Financial institutions regulated by the Fed, which now include about two dozen insurers – and could increase to more – are subject to its prudential standards, and some will also face enhanced capital standards if found to be systemically important through an ongoing process. The first fruits of this process are expected to be announced after meetings with the companies and final details are worked through.
On Jan. 25, Federal Reserve Board staff and four representatives of MetLife, Inc. met to discuss MetLife’s views on the board’s proposed approach to imposing regulatory capital requirements on insurance holding companies.
This perhaps refers to the Basel Committee on Banking Supervision’s Basel III for liquidity risk measurement, standards and monitoring of banks and thrifts under the Fed’s purview, here in the U.S. It requires the imposition of enhanced capital standards, originally designated to have gone into effect Jan. 1, and which have been delayed by the Fed by request.
The proposals had given an effective date of Jan. 1, 2013, and insurance companies with thrifts are to be subject to the new capital rules, as well, when they are effective.
Fed regulators, led by the Board of Governors of the Federal Reserve System, want to use the capital standards to provide consolidated regulation of insurers which operate thrifts.
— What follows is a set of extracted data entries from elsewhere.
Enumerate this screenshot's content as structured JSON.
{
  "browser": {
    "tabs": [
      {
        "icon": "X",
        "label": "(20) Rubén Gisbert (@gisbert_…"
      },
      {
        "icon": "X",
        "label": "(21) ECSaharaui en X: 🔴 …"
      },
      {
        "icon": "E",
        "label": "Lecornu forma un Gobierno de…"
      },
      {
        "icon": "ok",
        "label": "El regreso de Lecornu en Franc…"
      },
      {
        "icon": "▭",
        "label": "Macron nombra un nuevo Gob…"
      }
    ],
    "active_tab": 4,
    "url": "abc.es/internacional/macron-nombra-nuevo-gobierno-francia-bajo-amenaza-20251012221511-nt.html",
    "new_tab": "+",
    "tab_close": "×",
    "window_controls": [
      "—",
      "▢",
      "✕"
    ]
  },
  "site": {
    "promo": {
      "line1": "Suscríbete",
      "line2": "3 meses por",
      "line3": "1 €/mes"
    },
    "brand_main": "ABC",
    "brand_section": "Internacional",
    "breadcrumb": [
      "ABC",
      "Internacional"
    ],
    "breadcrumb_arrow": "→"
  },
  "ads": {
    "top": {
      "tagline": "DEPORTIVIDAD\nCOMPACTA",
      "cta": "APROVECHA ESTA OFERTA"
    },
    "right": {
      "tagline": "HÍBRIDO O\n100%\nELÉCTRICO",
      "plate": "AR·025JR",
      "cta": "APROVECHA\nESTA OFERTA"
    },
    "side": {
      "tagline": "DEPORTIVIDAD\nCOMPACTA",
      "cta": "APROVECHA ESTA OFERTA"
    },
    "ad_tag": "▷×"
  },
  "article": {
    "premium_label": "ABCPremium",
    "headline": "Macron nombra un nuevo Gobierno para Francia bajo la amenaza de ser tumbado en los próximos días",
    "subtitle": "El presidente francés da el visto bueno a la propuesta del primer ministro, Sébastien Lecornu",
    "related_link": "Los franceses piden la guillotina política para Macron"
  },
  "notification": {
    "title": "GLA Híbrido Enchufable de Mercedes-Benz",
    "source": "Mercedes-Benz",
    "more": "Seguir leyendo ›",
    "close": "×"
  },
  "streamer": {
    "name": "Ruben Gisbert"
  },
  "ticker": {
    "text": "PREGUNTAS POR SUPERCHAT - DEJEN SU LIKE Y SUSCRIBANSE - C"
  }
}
The rules were proposed in June and a comment period given, and then delayed until Oct. 22 after pressure from banks, insurers and a Congress unhappy with the new standards and the short time frame.
The proposal would subject institutions that have thrift holding companies to the same capital standards as banks at the holding company level, except for certain unique insurance activities.
In connection with the discussion, the MetLife representatives provided information about their capital position.
The Fed did not clarify what was meant by "capital requirements on insurance holding companies," which was taken to mean Basel III
MetLife remains a bank holding company but is expected to finish selling off its bank soon to GE Capital. It is still subject to the Federal Reserve's stress testing requirements for bank holding companies but received a letter granting an extension until June 30, 2013, for MetLife to submit capital plans under the Federal Reserve’s capital plans rule. There is a good chance it will not be a BHC then, but could come under Fed scrutiny if it gets caught up in the SIFI (significantly important financial institution) net under the Financial Stability Oversight Council (FSOC).
“As we have said many times, we do not believe regulated insurance activities pose systemic risk to the U.S. financial system,” a MetLife spokesperson said.
“However, in the event that MetLife and other insurance companies are named as SIFIs, we continue to engage in discussions with regulators concerning the need for prudential standards to be tailored for the life insurance business model, which differs dramatically from that of banks,” he said. MetLife and Allstate Corp., as well as members of the Financial Services Forum Policy Roundtable, met with Fed Governor Jerome H. Powell, a former undersecretary of the Treasury
, earlier in January to discuss experiences and concerns with respect to portions of the Dodd-Frank Wall Street Reform and Consumer Protection Act.
Meeting participants also discussed large bank resolution and Title II of the Dodd Frank Act, and further inquired about the degree of cooperation among federal agencies, including federal banking agencies. Title 11 concerns the orderly – quick and efficient – liquidation of complex, large financial institutions.
Also, the American Council of Life Insurers (ACLI) wrote the Fed in mid- January outlining concerns to the board’s approach to stress testing as applied to life insurance companies, arguing that a bank model is too overbearing for an insurer, and also suggesting that there be little to no public disclosure of stress test results of any insurer, only banks.
Treasury and the Federal Reserve did not comment on this story.